Meine eigenen Beobachtungen dieser Art gehen in ihren Anfängen fast dreißig Jahre zurück. Bei Änderungen meines Wohnsitzes und Ansiedlung auf dem Lande machte ich eine Reihe von Wahrnehmungen, die ich mir nicht anders erklären konnte, als daß ein gewisses Verhalten, bestimmte Urteile und Fähigkeiten irgendwie an zusammenhängende Menschengruppen gebunden sein müßten, die sich im Aussehen deutlich voneinander unterschieden, örtlich aber mehr oder minder gemischt auftraten. Von Rassenkunde war damals noch wenig bekannt, und so konnte ich nur dem folgen, was deutlich und unverkennbar mit den eigenen Augen zu sehen war: daß hier zwei verschiedene Arten von Menschen zusammen lebten, die ich nach den geschichtlichen Quellen der Örtlichkeit als die Sorben (Wenden) und als die Franken deutete. Die ersteren bildeten die Ureinwohner des Landes und wurden durch die von Süden und Westen herandrängenden Franken unterworfen. Dieser Kolonisationsvorgang steht überall fest. Ich war nur einigermaßen erstaunt, daß die leiblichen und geistigen Grundzüge dieser beiden Bevölkerungen sich trotz eines jahrtausendalten Zusammenlebens derartig erhalten hatten, daß sie sich noch heute deutlich getrennt gegenüberstehen. Da das Erforschen der Eigenart einer jeden dieser Gruppen ganz außerordentlich aufschlußreich war, wandte ich mich aufmerksam der Rassenkunde zu, die damals durch die moderne Biologie mächtig angeregt wurde. Dieses Studium ließ mich seit jener Zeit nicht mehr los. Recht fruchtbar wurde es aber erst, als die nähere Bekanntschaft mit der Erblichkeitslehre hinzutrat, ohne deren Lehren die Beobachtungen des rechten Zusammenhanges entbehrten. Aus einer so klar erschauten und im Zusammenhang erkannten Erscheinung entwickelte sich nun die Bestimmung des homo alpinus und des homo nordicus, deren Vertreter mir als Wende und Franke entgegentraten. Zahlreiche Messungen zeigten mir, daß zum mindesten der vorwiegende Typus sich noch heute in Rundköpfe und Langköpfe einteilen ließ, wenn auch die vielen Mischungen hier die Unterschiede stark verwischt hatten, wie überhaupt der Längen-Breitenindex nicht die Wichtigkeit beanspruchen darf, die ihm noch vielfach zugebilligt wird. Er ist sicher einer der vielen Merkmale der Rasse, nicht aber das Merkmal. Ästhetisch ist er natürlich nicht unwichtig, da das schmale Gesicht des Norden auch den Langschädel fordert, wie ebenso der Habitus des alpinen mit dem Breitschädel harmoniert.
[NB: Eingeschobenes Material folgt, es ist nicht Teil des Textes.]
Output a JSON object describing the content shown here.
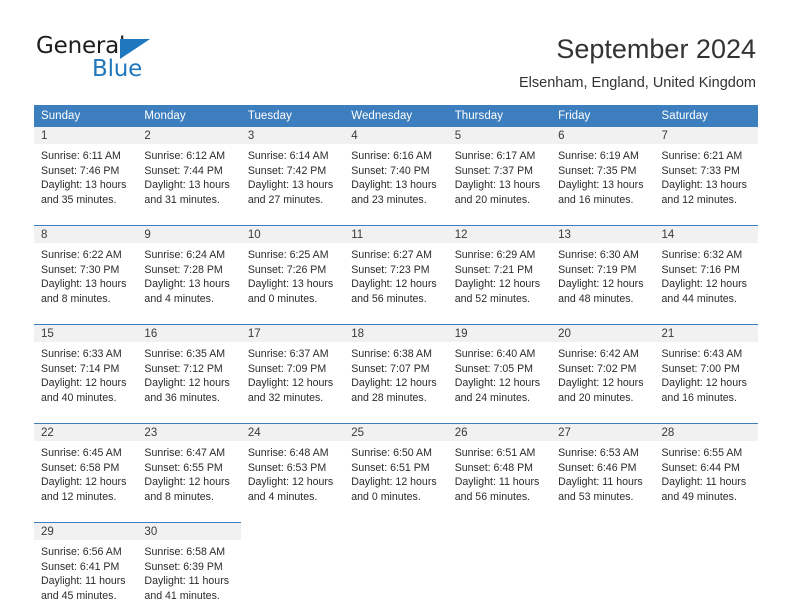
{
  "brand": {
    "name_part1": "General",
    "name_part2": "Blue",
    "triangle_color": "#1f77bd"
  },
  "header": {
    "title": "September 2024",
    "subtitle": "Elsenham, England, United Kingdom"
  },
  "theme": {
    "header_blue": "#3d7ebf",
    "daynum_band": "#f1f1f1",
    "text": "#2b2b2b"
  },
  "calendar": {
    "weekday_headers": [
      "Sunday",
      "Monday",
      "Tuesday",
      "Wednesday",
      "Thursday",
      "Friday",
      "Saturday"
    ],
    "labels": {
      "sunrise": "Sunrise:",
      "sunset": "Sunset:",
      "daylight": "Daylight:"
    },
    "weeks": [
      [
        {
          "day": "1",
          "sunrise": "Sunrise: 6:11 AM",
          "sunset": "Sunset: 7:46 PM",
          "daylight_line1": "Daylight: 13 hours",
          "daylight_line2": "and 35 minutes."
        },
        {
          "day": "2",
          "sunrise": "Sunrise: 6:12 AM",
          "sunset": "Sunset: 7:44 PM",
          "daylight_line1": "Daylight: 13 hours",
          "daylight_line2": "and 31 minutes."
        },
        {
          "day": "3",
          "sunrise": "Sunrise: 6:14 AM",
          "sunset": "Sunset: 7:42 PM",
          "daylight_line1": "Daylight: 13 hours",
          "daylight_line2": "and 27 minutes."
        },
        {
          "day": "4",
          "sunrise": "Sunrise: 6:16 AM",
          "sunset": "Sunset: 7:40 PM",
          "daylight_line1": "Daylight: 13 hours",
          "daylight_line2": "and 23 minutes."
        },
        {
          "day": "5",
          "sunrise": "Sunrise: 6:17 AM",
          "sunset": "Sunset: 7:37 PM",
          "daylight_line1": "Daylight: 13 hours",
          "daylight_line2": "and 20 minutes."
        },
        {
          "day": "6",
          "sunrise": "Sunrise: 6:19 AM",
          "sunset": "Sunset: 7:35 PM",
          "daylight_line1": "Daylight: 13 hours",
          "daylight_line2": "and 16 minutes."
        },
        {
          "day": "7",
          "sunrise": "Sunrise: 6:21 AM",
          "sunset": "Sunset: 7:33 PM",
          "daylight_line1": "Daylight: 13 hours",
          "daylight_line2": "and 12 minutes."
        }
      ],
      [
        {
          "day": "8",
          "sunrise": "Sunrise: 6:22 AM",
          "sunset": "Sunset: 7:30 PM",
          "daylight_line1": "Daylight: 13 hours",
          "daylight_line2": "and 8 minutes."
        },
        {
          "day": "9",
          "sunrise": "Sunrise: 6:24 AM",
          "sunset": "Sunset: 7:28 PM",
          "daylight_line1": "Daylight: 13 hours",
          "daylight_line2": "and 4 minutes."
        },
        {
          "day": "10",
          "sunrise": "Sunrise: 6:25 AM",
          "sunset": "Sunset: 7:26 PM",
          "daylight_line1": "Daylight: 13 hours",
          "daylight_line2": "and 0 minutes."
        },
        {
          "day": "11",
          "sunrise": "Sunrise: 6:27 AM",
          "sunset": "Sunset: 7:23 PM",
          "daylight_line1": "Daylight: 12 hours",
          "daylight_line2": "and 56 minutes."
        },
        {
          "day": "12",
          "sunrise": "Sunrise: 6:29 AM",
          "sunset": "Sunset: 7:21 PM",
          "daylight_line1": "Daylight: 12 hours",
          "daylight_line2": "and 52 minutes."
        },
        {
          "day": "13",
          "sunrise": "Sunrise: 6:30 AM",
          "sunset": "Sunset: 7:19 PM",
          "daylight_line1": "Daylight: 12 hours",
          "daylight_line2": "and 48 minutes."
        },
        {
          "day": "14",
          "sunrise": "Sunrise: 6:32 AM",
          "sunset": "Sunset: 7:16 PM",
          "daylight_line1": "Daylight: 12 hours",
          "daylight_line2": "and 44 minutes."
        }
      ],
      [
        {
          "day": "15",
          "sunrise": "Sunrise: 6:33 AM",
          "sunset": "Sunset: 7:14 PM",
          "daylight_line1": "Daylight: 12 hours",
          "daylight_line2": "and 40 minutes."
        },
        {
          "day": "16",
          "sunrise": "Sunrise: 6:35 AM",
          "sunset": "Sunset: 7:12 PM",
          "daylight_line1": "Daylight: 12 hours",
          "daylight_line2": "and 36 minutes."
        },
        {
          "day": "17",
          "sunrise": "Sunrise: 6:37 AM",
          "sunset": "Sunset: 7:09 PM",
          "daylight_line1": "Daylight: 12 hours",
          "daylight_line2": "and 32 minutes."
        },
        {
          "day": "18",
          "sunrise": "Sunrise: 6:38 AM",
          "sunset": "Sunset: 7:07 PM",
          "daylight_line1": "Daylight: 12 hours",
          "daylight_line2": "and 28 minutes."
        },
        {
          "day": "19",
          "sunrise": "Sunrise: 6:40 AM",
          "sunset": "Sunset: 7:05 PM",
          "daylight_line1": "Daylight: 12 hours",
          "daylight_line2": "and 24 minutes."
        },
        {
          "day": "20",
          "sunrise": "Sunrise: 6:42 AM",
          "sunset": "Sunset: 7:02 PM",
          "daylight_line1": "Daylight: 12 hours",
          "daylight_line2": "and 20 minutes."
        },
        {
          "day": "21",
          "sunrise": "Sunrise: 6:43 AM",
          "sunset": "Sunset: 7:00 PM",
          "daylight_line1": "Daylight: 12 hours",
          "daylight_line2": "and 16 minutes."
        }
      ],
      [
        {
          "day": "22",
          "sunrise": "Sunrise: 6:45 AM",
          "sunset": "Sunset: 6:58 PM",
          "daylight_line1": "Daylight: 12 hours",
          "daylight_line2": "and 12 minutes."
        },
        {
          "day": "23",
          "sunrise": "Sunrise: 6:47 AM",
          "sunset": "Sunset: 6:55 PM",
          "daylight_line1": "Daylight: 12 hours",
          "daylight_line2": "and 8 minutes."
        },
        {
          "day": "24",
          "sunrise": "Sunrise: 6:48 AM",
          "sunset": "Sunset: 6:53 PM",
          "daylight_line1": "Daylight: 12 hours",
          "daylight_line2": "and 4 minutes."
        },
        {
          "day": "25",
          "sunrise": "Sunrise: 6:50 AM",
          "sunset": "Sunset: 6:51 PM",
          "daylight_line1": "Daylight: 12 hours",
          "daylight_line2": "and 0 minutes."
        },
        {
          "day": "26",
          "sunrise": "Sunrise: 6:51 AM",
          "sunset": "Sunset: 6:48 PM",
          "daylight_line1": "Daylight: 11 hours",
          "daylight_line2": "and 56 minutes."
        },
        {
          "day": "27",
          "sunrise": "Sunrise: 6:53 AM",
          "sunset": "Sunset: 6:46 PM",
          "daylight_line1": "Daylight: 11 hours",
          "daylight_line2": "and 53 minutes."
        },
        {
          "day": "28",
          "sunrise": "Sunrise: 6:55 AM",
          "sunset": "Sunset: 6:44 PM",
          "daylight_line1": "Daylight: 11 hours",
          "daylight_line2": "and 49 minutes."
        }
      ],
      [
        {
          "day": "29",
          "sunrise": "Sunrise: 6:56 AM",
          "sunset": "Sunset: 6:41 PM",
          "daylight_line1": "Daylight: 11 hours",
          "daylight_line2": "and 45 minutes."
        },
        {
          "day": "30",
          "sunrise": "Sunrise: 6:58 AM",
          "sunset": "Sunset: 6:39 PM",
          "daylight_line1": "Daylight: 11 hours",
          "daylight_line2": "and 41 minutes."
        },
        null,
        null,
        null,
        null,
        null
      ]
    ]
  }
}
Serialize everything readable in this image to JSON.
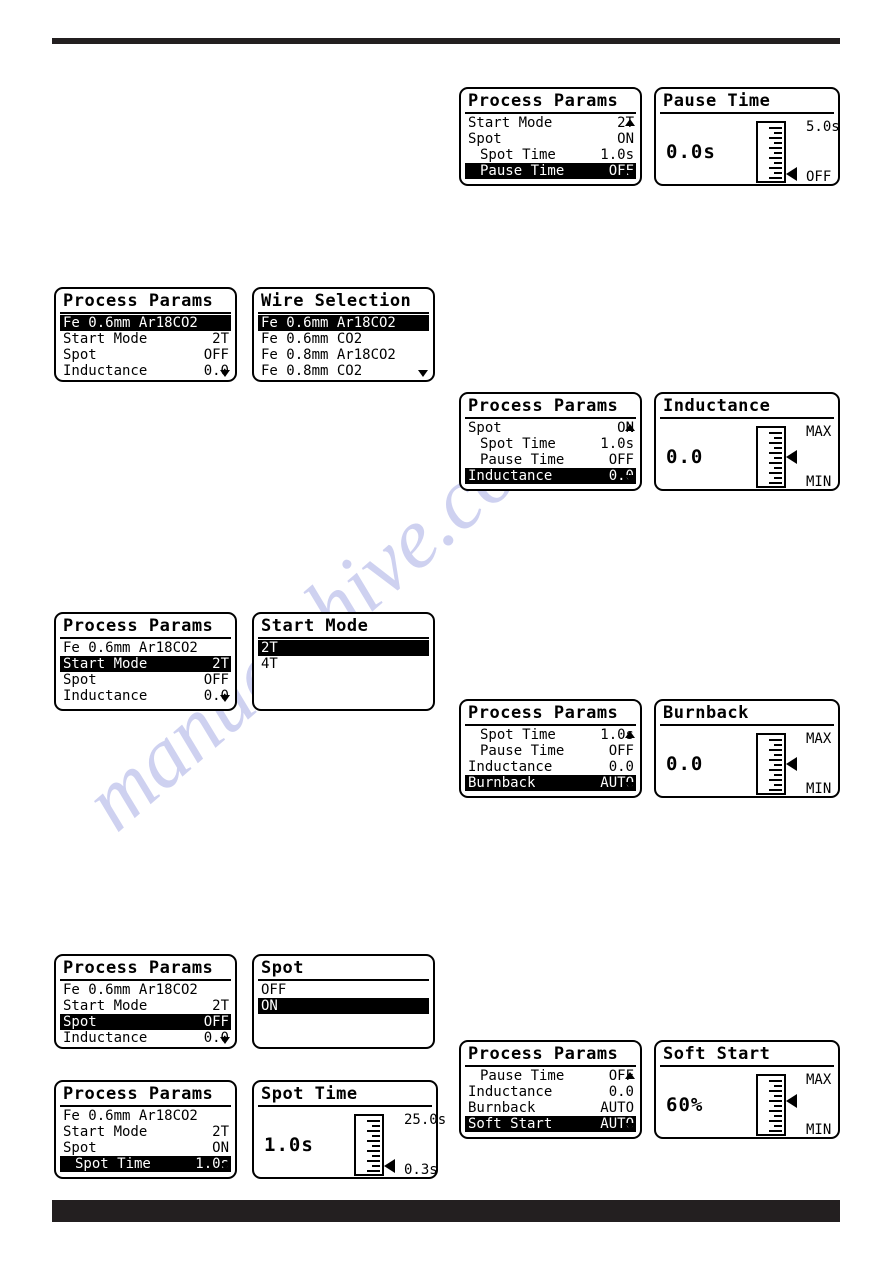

Die rassischen Deutungen waren mir mit der Zeit so geläufig geworden, daß es nicht zu umgehen war, sie mit meinen Facharbeiten in Beziehung zu setzen. Der ursprüngliche Plan, ein Kapitel meiner „Kulturarbeiten“ in deren Neubearbeitung dieser Rassenbetrachtung zu widmen, mußte jedoch aufgegeben werden, da das Thema weit über den Rahmen eines einzelnen Kapitels hinausgewachsen wäre. Ein eigner Band hätte sich indessen dem Grundriß dieses in sich abgeschlossenen Werkes nicht eingefügt, und so folgte ich gern dem Vorschlag des Verlages Lehmann, ihn als besonderes Buch erscheinen zu lassen.

Um es auch selbständig benutzbar zu machen, mußte eine ganz kurze Einführung in die Hauptprobleme der Rassenkunde und der Vererbungslehre sowie in die Grundzüge der Rassenhygiene vorausgeschickt werden. Die mit ihren Lehren Vertrauten werden vielleicht mit Interesse der Behandlung dieser Fragen unter künstlerischen Gesichtspunkten folgen und dabei berücksichtigen, daß selbst in den Kreisen der Gebildeten die Bekanntschaft auch nur mit den Grundzügen fehlt.